LYNDHURST, N.J. (BUSINESS WIRE) — On August 2, 2013, the U.S. Food and Drug Administration (FDA) published a new regulation that defines the term “gluten-free” in terms of voluntary food labeling. The law requires that any product labeled gluten-free must contain less than 20 parts per million gluten. Dr. Schar USA, Inc., a subsidiary of Italy-based Dr. Schar AG/SPA, the global leader in gluten-free food, and the gluten-free community are fully supportive of such regulations and applaud the decision.
According to Donna George, President and COO of Dr. Schar USA, “Most importantly, the regulation works toward protecting the health of the core consumer we serve, those with special diets that require gluten-free food.”
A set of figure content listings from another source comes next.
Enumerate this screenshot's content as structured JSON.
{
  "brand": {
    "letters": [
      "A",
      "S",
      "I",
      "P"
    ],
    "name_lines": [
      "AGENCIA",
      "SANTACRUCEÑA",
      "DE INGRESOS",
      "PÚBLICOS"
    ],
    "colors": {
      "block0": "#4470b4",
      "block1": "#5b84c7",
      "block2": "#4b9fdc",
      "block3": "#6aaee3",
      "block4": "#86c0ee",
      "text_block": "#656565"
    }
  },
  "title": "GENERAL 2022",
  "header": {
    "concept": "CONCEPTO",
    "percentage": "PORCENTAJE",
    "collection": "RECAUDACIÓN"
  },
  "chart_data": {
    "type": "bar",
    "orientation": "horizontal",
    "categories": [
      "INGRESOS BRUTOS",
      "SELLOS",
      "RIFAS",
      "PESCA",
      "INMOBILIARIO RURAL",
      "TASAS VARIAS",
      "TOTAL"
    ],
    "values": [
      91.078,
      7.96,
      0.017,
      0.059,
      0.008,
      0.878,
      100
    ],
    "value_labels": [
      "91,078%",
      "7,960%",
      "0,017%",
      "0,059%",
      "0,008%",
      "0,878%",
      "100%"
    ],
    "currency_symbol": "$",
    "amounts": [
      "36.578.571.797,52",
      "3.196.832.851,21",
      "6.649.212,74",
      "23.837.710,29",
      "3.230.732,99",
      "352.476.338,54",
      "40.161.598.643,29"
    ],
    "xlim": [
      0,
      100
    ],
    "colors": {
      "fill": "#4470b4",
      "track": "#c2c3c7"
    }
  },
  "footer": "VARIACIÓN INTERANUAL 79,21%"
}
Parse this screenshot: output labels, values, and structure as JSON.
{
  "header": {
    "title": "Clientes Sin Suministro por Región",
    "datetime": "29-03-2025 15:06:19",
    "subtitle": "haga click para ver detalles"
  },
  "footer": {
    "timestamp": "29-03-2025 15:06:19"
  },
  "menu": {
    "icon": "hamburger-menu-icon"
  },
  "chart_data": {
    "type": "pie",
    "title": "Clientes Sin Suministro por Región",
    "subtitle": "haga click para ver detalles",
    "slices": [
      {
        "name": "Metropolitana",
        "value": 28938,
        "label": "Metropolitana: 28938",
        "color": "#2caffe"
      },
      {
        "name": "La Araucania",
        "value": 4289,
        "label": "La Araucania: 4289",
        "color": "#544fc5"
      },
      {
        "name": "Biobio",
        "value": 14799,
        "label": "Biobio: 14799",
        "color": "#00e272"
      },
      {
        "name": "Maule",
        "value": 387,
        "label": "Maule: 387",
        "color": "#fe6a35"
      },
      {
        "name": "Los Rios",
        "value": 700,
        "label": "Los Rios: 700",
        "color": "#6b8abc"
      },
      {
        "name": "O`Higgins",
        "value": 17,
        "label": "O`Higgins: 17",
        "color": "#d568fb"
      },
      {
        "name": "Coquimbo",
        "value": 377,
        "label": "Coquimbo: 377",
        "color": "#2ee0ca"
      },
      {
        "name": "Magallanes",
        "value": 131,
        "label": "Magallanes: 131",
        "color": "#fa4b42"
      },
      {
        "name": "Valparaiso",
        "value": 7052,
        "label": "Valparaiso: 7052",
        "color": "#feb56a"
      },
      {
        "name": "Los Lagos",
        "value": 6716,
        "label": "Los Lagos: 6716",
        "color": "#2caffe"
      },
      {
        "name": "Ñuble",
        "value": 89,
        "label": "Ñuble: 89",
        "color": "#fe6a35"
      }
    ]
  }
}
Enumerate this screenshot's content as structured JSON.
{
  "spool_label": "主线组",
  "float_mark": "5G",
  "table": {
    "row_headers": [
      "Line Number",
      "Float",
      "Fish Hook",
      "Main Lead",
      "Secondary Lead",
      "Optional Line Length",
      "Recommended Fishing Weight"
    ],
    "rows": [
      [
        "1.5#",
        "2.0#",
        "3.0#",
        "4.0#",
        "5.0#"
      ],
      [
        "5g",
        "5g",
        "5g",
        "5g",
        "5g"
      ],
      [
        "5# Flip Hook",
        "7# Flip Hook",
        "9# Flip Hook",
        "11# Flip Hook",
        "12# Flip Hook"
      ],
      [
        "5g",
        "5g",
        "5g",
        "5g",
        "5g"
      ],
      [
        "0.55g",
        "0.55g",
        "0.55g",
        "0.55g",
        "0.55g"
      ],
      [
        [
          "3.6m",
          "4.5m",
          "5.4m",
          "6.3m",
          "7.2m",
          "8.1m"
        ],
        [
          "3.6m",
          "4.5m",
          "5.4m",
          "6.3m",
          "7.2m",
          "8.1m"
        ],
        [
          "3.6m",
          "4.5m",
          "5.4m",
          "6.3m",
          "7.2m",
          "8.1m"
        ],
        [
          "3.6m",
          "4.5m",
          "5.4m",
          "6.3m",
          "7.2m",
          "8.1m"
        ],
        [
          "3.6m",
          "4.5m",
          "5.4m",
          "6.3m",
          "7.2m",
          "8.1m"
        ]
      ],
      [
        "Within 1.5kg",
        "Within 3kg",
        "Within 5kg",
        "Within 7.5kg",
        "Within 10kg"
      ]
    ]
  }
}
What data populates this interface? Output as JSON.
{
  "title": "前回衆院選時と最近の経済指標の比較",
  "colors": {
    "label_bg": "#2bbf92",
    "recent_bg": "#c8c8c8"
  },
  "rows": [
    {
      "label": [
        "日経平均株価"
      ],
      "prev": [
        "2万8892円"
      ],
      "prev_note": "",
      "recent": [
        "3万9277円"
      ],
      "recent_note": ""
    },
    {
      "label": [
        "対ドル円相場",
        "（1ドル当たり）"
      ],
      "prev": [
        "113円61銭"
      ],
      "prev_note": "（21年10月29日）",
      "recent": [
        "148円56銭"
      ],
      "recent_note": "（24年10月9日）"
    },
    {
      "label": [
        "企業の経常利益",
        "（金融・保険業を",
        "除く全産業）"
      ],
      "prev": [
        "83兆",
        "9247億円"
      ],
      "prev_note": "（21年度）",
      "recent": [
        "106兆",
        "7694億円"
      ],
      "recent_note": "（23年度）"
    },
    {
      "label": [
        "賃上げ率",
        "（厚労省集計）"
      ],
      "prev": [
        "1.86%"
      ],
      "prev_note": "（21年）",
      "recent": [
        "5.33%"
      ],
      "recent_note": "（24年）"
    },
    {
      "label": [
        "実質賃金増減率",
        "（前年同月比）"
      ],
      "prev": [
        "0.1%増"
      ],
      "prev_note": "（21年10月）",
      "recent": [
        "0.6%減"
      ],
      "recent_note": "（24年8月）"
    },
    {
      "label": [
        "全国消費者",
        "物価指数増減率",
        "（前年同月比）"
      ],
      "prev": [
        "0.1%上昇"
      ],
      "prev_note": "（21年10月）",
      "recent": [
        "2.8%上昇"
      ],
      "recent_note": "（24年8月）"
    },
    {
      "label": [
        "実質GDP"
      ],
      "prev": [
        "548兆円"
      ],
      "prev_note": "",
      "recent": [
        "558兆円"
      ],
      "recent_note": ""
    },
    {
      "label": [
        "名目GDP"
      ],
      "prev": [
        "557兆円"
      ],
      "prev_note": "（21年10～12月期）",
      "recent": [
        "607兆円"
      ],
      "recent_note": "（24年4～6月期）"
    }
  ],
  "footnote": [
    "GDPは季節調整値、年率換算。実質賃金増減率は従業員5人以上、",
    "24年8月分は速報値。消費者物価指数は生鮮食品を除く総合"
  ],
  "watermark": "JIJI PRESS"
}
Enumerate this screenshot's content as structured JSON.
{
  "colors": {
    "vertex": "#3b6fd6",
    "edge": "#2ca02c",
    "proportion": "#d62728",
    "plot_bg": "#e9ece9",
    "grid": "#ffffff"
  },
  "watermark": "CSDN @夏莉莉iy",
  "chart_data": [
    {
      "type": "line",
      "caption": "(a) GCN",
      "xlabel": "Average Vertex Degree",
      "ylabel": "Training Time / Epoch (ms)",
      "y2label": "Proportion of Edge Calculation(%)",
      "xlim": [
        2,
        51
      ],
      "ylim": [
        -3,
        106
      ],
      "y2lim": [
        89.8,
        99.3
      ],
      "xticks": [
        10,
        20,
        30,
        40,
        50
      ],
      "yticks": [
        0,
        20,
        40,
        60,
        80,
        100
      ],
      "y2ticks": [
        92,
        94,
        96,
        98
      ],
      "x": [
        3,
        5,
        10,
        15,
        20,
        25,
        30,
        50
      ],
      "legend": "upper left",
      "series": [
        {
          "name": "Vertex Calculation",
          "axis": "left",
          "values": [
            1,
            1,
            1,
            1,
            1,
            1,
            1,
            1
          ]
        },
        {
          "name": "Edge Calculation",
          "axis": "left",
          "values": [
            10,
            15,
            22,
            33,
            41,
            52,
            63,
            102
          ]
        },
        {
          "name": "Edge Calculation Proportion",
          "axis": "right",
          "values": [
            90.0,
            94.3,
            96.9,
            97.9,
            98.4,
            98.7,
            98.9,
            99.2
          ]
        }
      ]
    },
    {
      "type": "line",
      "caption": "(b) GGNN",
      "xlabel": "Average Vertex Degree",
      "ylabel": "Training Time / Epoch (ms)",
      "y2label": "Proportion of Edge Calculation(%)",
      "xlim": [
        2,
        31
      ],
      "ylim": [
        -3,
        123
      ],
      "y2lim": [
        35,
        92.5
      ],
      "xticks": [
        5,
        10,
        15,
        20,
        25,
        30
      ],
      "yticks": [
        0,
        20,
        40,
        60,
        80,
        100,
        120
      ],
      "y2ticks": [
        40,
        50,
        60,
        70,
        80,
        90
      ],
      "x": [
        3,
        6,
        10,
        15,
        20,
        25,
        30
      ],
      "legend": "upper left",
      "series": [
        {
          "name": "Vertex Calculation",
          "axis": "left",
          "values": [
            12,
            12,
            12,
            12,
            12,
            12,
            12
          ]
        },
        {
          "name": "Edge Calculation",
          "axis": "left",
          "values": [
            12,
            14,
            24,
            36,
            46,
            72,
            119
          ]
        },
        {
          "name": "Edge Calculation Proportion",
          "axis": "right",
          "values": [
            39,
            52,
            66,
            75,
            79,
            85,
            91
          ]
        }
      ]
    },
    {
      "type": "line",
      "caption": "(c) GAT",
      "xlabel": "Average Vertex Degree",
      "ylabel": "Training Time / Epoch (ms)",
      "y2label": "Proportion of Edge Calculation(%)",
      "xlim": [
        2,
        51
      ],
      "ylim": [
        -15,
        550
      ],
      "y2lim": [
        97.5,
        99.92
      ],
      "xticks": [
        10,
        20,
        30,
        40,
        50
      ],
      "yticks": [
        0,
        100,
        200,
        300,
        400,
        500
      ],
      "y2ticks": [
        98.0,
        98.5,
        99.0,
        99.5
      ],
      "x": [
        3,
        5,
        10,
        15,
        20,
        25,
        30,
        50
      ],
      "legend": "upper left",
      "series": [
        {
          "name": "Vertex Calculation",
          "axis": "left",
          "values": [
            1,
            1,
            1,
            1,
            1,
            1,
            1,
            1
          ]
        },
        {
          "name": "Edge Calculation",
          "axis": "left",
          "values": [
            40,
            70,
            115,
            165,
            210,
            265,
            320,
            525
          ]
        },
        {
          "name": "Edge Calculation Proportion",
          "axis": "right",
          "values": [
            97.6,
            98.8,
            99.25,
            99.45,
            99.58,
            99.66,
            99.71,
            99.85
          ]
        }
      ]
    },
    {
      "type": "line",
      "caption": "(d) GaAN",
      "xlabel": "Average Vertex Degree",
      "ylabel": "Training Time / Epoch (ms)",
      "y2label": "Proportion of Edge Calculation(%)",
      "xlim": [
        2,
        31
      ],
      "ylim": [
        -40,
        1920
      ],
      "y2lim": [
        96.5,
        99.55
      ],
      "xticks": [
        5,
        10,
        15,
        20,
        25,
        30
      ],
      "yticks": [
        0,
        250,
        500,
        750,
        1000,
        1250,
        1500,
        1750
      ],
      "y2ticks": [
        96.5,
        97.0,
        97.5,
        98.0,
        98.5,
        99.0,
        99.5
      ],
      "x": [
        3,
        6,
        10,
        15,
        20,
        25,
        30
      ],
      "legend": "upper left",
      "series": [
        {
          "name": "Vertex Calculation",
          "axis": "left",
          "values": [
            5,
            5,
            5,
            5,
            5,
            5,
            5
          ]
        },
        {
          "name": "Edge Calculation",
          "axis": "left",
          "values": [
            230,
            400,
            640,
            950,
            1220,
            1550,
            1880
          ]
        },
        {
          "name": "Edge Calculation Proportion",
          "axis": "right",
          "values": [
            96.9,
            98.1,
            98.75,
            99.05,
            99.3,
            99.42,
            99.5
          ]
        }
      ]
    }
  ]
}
To fully understand the impact of the new FDA regulation and communicate its implications, Dr. Schar, USA consulted with its own Director of Nutritional Services, Anne Roland Lee MSEd, RD, LD, who is an expert in the field and who herself has celiac disease, an autoimmune digestive disease that can only be effectively managed with a 100% compliance to a gluten-free diet.
Anne has carefully studied the recently published regulation and is an invaluable resource in breaking down what it really means to the estimated 1 in 100 Americans who have celiac disease. The following are answers to some frequently asked questions she has recently received from consumers:
Q.Anne, what does the FDA Gluten Free Labeling Law mean to you?
A. The new FDA ruling is a big step forward in protecting the safety of the gluten free consumer. The FDA law requires any product labeled gluten free to be under 20 ppm which is the level the scientific community has determined is safe and measurable.
The law will regulate that any food or product labeled gluten-free now has a national standard to meet. But as with any new law, there are always questions and concerns on how the law will directly affect the foods you purchase.
Q.What foods will be covered by the new FDA law?
A. Any manufactured food product regulated by the FDA (those regulated by USDA are not covered) as well as any dietary supplements and any imported FDA regulated foods.
Under the regulation naturally gluten free products such as fresh fruits and vegetables, juices, sport drinks, and canned fruits or vegetables may be labeled gluten-free.
Q. Does the new ruling require manufacturers to test their products?
A. While the new law does not specify which test to use, nor require the testing of ingredients or the finished product to be labeled gluten-free, it is the manufacturer’s responsibility to assure the safety of their products for their consumers. Many manufacturers, like Schar, already test their raw ingredients and finished product and will continue to maintain this level of safety for their consumers.
Q. Will I need to look for a certification or specialized label?
A. No the simple label of “gluten-free” is all the consumer needs to look for on a product. But remember that manufacturers have until August of 2014 to comply with the new legislation, so until then continue to read ingredient labels and look for products manufactured in dedicated facilities to assure the gluten-free safety of the product until the ruling is enacted into law.